According to a blog post by Polytron’s Phil Fish, the developer chose not to issue a new patch for FEZ because it would have cost “tens of thousands of dollars” to do so. The initial title update for FEZ, issued about a month ago, included a glitch that could cause a small percentage of players to lose all their saved progress when updating the game. Fish wrote in his post that Polytron decided to reissue the broken patch because it significantly improved the game for the vast majority of players, and said that Polytron could not afford to issue another patch.
But Microsoft said in a statement emailed to Game Front that it offered to work with Polytron and its investor, Trapdoor, to keep the cost of the patch from being a “blocking issue” to fixing the game. The full statement is below.

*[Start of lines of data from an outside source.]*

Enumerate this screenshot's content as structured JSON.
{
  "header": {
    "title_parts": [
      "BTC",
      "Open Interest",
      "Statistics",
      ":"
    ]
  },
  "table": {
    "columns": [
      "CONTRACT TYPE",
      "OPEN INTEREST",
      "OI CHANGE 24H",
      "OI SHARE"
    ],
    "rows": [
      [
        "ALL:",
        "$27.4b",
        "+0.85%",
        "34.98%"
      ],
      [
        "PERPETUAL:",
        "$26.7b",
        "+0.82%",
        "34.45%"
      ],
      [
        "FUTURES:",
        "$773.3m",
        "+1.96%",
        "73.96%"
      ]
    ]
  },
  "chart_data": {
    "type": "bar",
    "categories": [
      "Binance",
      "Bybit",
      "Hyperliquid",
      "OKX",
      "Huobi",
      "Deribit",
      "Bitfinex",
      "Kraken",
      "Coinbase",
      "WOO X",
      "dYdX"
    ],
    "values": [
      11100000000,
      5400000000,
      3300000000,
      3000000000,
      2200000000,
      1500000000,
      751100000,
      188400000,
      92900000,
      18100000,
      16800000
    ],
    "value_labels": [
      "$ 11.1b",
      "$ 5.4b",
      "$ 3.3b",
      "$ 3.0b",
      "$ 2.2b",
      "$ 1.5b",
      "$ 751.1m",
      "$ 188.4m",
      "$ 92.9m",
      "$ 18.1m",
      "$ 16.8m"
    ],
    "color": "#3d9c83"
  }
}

Polytron and their investor, Trapdoor, made the decision not to work on an additional title update for FEZ. Microsoft Studios chose to support this decision based on the belief that Polytron/Trapdoor were in the best position to determine what the acceptable quality level is for their game.
While we do not disclose the cost of Title Updates, we did offer to work with Trapdoor to make sure that wasn’t a blocking issue.

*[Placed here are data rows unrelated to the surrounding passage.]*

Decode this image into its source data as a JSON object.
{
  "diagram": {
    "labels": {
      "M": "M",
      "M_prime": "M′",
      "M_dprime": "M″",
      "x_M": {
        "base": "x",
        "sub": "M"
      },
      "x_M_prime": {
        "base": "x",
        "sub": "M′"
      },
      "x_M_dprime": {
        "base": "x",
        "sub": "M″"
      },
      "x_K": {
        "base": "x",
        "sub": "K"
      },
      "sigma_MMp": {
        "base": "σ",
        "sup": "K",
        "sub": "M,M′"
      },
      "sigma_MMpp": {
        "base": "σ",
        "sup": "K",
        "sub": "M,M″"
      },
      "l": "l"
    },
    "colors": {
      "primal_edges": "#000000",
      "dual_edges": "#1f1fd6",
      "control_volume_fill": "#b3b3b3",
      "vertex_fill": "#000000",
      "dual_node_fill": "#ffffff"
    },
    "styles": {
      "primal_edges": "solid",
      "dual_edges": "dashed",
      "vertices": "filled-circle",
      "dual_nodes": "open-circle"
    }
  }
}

We remain huge fans of Fez.
According to a story from Penny Arcade Report on the issue, Microsoft’s policy on Xbox Live Arcade games is to avoid patching them, and the certification process for games works to make them as polished as possible. That story states that Microsoft gives certification and allows developers to make a title update for free, but charges $40,000 for additional updates as a way of discouraging the need for them.

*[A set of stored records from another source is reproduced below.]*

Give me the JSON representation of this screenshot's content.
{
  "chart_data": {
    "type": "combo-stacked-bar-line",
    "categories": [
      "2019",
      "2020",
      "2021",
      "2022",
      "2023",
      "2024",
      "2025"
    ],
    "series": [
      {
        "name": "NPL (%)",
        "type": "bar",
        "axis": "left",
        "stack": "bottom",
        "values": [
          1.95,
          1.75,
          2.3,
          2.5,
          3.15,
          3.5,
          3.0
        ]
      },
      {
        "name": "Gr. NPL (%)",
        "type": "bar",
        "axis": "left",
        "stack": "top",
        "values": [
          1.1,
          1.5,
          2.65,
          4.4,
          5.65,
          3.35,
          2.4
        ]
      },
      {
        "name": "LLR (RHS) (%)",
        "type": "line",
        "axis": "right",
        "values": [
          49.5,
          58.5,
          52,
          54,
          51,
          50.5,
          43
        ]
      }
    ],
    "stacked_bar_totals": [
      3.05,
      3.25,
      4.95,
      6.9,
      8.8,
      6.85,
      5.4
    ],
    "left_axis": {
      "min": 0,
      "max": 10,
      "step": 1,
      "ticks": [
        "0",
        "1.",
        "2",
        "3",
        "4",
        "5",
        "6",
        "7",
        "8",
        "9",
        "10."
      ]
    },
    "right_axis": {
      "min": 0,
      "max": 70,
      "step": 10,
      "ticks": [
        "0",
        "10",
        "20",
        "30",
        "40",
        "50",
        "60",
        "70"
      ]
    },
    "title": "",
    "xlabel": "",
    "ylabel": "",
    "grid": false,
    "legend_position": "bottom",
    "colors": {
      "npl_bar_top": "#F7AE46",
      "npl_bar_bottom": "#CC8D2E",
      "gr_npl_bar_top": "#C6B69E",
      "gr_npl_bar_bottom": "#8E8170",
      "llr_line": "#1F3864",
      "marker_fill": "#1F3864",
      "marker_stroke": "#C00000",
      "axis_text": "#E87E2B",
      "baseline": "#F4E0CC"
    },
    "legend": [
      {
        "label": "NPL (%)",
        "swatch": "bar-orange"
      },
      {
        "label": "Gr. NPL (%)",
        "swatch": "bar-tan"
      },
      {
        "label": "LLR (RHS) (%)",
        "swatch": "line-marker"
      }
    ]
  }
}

Polytron also would have known the cost of such patches in its contract with Microsoft when it decided to make the game an Xbox Live exclusive. As Jim Sterling pointed out, Polytron wasn’t required to sign up with Microsoft in making its game. In fact, while Fish mentions that if FEZ had been released on PC on Steam, the patch would have been made much more quickly and easily — but at the time of FEZ’s release, he was adamant that it was not a PC game on Twitter. Fish tweeted the following in September: “It’s a console game. For consoles. PCs are for spreadsheets.”
We’ll post additional updates on this story as it develops.